In an ideal world, legislation would have already happened."
That was Elizabeth Moler, deputy secretary of energy, testifying as the first witness at a Feb. 20 public conference at the Federal Energy Regulatory Commission. The forum attempted to address how to ensure access to transmission as the electric industry builds a new framework to maintain system reliability.
Having just stepped down from the top spot at the FERC, Moler knew what to expect.
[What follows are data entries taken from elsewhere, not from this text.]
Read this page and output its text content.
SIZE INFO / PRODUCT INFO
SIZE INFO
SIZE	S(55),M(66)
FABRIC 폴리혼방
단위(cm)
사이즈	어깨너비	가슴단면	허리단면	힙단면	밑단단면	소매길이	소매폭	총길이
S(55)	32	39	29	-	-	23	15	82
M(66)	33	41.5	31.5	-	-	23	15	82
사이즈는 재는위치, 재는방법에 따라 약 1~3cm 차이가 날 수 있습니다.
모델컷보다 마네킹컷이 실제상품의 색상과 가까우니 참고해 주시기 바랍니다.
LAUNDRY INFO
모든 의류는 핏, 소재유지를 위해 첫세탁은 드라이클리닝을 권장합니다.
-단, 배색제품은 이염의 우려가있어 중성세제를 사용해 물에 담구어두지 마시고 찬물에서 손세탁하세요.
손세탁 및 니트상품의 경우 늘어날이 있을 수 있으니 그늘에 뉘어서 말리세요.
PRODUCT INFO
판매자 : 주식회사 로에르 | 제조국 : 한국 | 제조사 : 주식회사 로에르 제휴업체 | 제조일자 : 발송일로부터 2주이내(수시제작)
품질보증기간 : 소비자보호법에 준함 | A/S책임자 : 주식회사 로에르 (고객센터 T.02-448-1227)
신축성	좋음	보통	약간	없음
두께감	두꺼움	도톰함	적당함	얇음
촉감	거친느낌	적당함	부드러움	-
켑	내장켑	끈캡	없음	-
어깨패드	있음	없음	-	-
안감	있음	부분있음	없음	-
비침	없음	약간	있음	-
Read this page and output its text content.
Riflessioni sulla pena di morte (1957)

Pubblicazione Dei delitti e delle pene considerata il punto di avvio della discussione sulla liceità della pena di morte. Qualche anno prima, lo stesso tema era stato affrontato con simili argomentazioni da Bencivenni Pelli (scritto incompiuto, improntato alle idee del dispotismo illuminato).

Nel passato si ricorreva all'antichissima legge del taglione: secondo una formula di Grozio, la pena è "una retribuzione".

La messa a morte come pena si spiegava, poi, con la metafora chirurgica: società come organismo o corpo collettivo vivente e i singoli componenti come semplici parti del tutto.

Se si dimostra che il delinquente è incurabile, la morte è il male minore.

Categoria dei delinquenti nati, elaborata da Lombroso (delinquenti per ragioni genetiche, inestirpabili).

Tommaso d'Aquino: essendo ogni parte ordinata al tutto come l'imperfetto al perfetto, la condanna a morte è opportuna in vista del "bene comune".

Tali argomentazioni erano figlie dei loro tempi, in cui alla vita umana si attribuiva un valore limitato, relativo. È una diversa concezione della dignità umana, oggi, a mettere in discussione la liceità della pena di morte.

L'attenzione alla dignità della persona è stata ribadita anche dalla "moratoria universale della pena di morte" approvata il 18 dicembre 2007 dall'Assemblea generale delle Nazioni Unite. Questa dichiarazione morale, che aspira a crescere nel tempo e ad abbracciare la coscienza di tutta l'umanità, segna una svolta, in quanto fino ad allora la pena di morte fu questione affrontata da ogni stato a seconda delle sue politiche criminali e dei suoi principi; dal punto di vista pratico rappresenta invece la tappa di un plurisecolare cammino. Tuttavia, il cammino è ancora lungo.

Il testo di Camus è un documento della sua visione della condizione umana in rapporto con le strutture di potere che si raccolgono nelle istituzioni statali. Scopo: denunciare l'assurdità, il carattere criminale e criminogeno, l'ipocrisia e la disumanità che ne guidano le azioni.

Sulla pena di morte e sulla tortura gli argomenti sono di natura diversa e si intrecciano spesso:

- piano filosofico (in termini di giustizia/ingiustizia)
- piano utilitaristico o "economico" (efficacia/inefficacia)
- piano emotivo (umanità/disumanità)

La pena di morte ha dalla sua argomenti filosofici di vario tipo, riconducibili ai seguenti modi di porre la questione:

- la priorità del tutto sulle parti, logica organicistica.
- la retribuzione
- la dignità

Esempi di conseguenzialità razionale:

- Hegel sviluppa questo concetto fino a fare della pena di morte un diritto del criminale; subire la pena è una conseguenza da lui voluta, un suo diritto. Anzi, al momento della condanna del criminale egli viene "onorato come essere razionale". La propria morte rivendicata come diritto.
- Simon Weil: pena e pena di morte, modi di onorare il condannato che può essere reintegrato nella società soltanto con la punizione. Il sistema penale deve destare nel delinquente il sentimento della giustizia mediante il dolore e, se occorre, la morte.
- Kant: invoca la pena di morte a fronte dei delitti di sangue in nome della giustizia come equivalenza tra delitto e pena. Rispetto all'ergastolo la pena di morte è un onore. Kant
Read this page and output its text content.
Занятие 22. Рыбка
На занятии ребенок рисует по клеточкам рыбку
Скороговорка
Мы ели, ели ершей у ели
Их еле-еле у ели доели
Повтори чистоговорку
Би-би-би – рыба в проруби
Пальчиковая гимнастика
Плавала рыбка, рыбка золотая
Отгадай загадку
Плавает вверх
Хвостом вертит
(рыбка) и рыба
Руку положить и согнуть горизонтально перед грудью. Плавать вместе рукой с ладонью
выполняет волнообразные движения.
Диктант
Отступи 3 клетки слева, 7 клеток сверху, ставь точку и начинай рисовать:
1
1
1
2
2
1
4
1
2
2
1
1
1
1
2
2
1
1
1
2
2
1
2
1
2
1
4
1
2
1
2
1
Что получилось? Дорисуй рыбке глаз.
She understood the limits of the FERC's statutory authority and its budget.
"I came early," quipped Moler, "to find out where my seat would be."
Yet, even she found it difficult to influence the process.
When the commission in early January invited electric executives to come to Washington to discuss how to integrate transmission service with reliability rules, it had asked for "expressions of interest" and had promised a "free-flowing discussion." It got its wish. One prominent industry group likened the process to "a tiger changing its spots or a scorpion its nature." With expressions like that, who needs free flow?
That some comments strained civility only highlighted the fact that the FERC itself was pushing the envelope. Technically speaking, the commission has jurisdiction only over public utilities and transmission service. It lacks clear authority over system reliability rules. That job falls to the North American Electric Reliability Council, though many see its power as illegitimate, perhaps violating antitrust law. Congress could break the impasse, but has dallied. Meanwhile, marketers and other transmission-dependent power suppliers charge that the regional reliability councils discriminate in the way that they enforce procedures for line-loading relief.